Tom Johnson

Current position
- Title: Head Coach
- Team: University of Wyoming
- Conference: Mountain West Conference
- Record: 147-95

Biographical details
- Born: May 24, 1963 (age 62) Syracuse, New York, U.S.

Playing career
- 1981-85: University of Wyoming
- Position(s): Breaststroke & IM

Coaching career (HC unless noted)
- 1985-86: Wyoming (5th yr Asst)
- 1987-88: Columbine H.S. (CO)
- 1988-89: Liverpool Swim Club (NY)
- 1989-94: Ft Collins Swim (CO)
- 1994-98: Birmingham Swim (AL)
- 1998-2017: University of Wyoming

Accomplishments and honors

Awards
- Mountain West Conference Men's Coach of the Year: 2004 Mountain West Conference Women's Coach of the Year: 2000, 2008

= Tom Johnson (swimming coach) =

Tom Johnson (born May 24, 1963) is the former head coach at the University of Wyoming. Johnson took over Wyoming's swimming and diving program in April, 1998, replacing Mark Miller.

==Coaching career==

===Early Years At Wyoming===
Johnson inherited a swimming and diving program that was consistently in the bottom half of the Mountain West Conference. With a small budget and limited equipment, Johnson relied on recruiting and smart coaching to improve his teams. From 2000-2004, neither the Cowboys nor the Cowgirls finished higher than 4th place at the conference championships. Unsatisfied, Johnson continued recruiting better talent and hired a full-time diving coach to improve that aspect of the program. Has two kids: Alexandra E. Johnson, and Tommy Johnson

===2004 Olympic Games===
In 2001, Johnson recruited a talented, but not yet peaked, swimmer from Grand Island, Nebraska, named Scott Usher. Usher specialized in the 100 and 200 yard breaststroke, and quickly rose to break the school and Mountain West Conference records in both events. Johnson coached Usher to the 2004 U.S. Olympic Trials, where Usher qualified to represent the United States in the 200 breaststroke during the 2004 Olympic Games in Athens, Greece.

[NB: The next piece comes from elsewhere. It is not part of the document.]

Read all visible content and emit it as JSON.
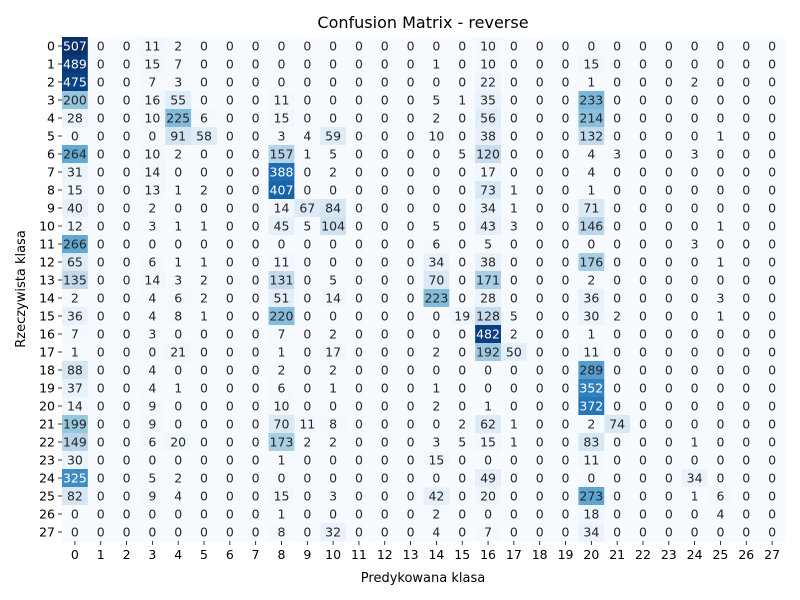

At the Olympic Games, Usher placed 7th, becoming the first Wyoming Cowboy to ever represent the U.S. in the Olympics.

===Current Teams===
The Wyoming Cowgirls have improved their conference standing by one position each year since 2004, finishing the 2010 season in 2nd place. The Cowboys improved to a school-record 3rd-place finish at the end of the 2009 season.

2010-2011 Men's Team finished the season 6-5 (2-3) in MWC and the women were 11-4 and (5-3) in the MWC, both teams finished the season 3rd at the MWC Championships. Four Corbett pool records were broken by Cowgirls Kelsey Conci in 100 Freestyle and 100 Backstroke and Allie Smith on 1 m and 3 m diving. Two were broken by Cowboy diver Mark Murdock on 1 m and 3 m diving.
Cowgirl swimmer Kelsey Conci went on the 2011 NCAA Swimming and Diving Championships where she competed in the 50 freestyle, the 100 Freestyle and the 100 Backstroke. She place 10th in the 100 Backstroke leading the team to a 38th-place finish, and became the first women swimmer at Wyoming to score at the NCAA Championships in 19 years. Cowboy diver Mark Murdock also competed in the 2011 NCAA Championships in 1 m diving, 3 m diving and Platform. Mark placed 12th in Platform diving, an event that the University does not even have a Platform for divers to practice. Mark lead the men to 31st-place finish at those Championships.

MWC meet
Women -2 Mountain West Conference champions in Kelsey Conci 100 Back, and Lesley Young in the 100 and 200 Breast as well as the 200 Medley Relay. Nine athletes were MWC All-Conference in 21 events and in three relays. The women had one NCCA “A” qualifier and had six women with NCAA “B” cuts in 14 events and 4 relays. At the meet the women broke 14 new school records and had 47 swims in the top ten times all-time.

Men -One MWC champion -Mark Murdock in 3 m diving and Platform Diving, 11 athletes were MWC All-conference performers in 22 events the team had 4 men with NCAA “B” cuts in eight events and 3 relays 200 MR, 400 MR and 800 Free Rel. The men had 2 new school records and 28 swims in the top ten all-time.

Over the summer of 2011, Kelsey Conci picked up US Olympic Team Trial qualifying times in the 50 Freestyle and the 100 Backstroke, Morgan Hartigan picked up the 100 Breaststroke. Brandon Fischer picked up the 100 and 200 Breaststroke and the 200 Individual Medley. Incoming freshman Jordan Turner picked up a Trials cut in the 200 Breaststroke.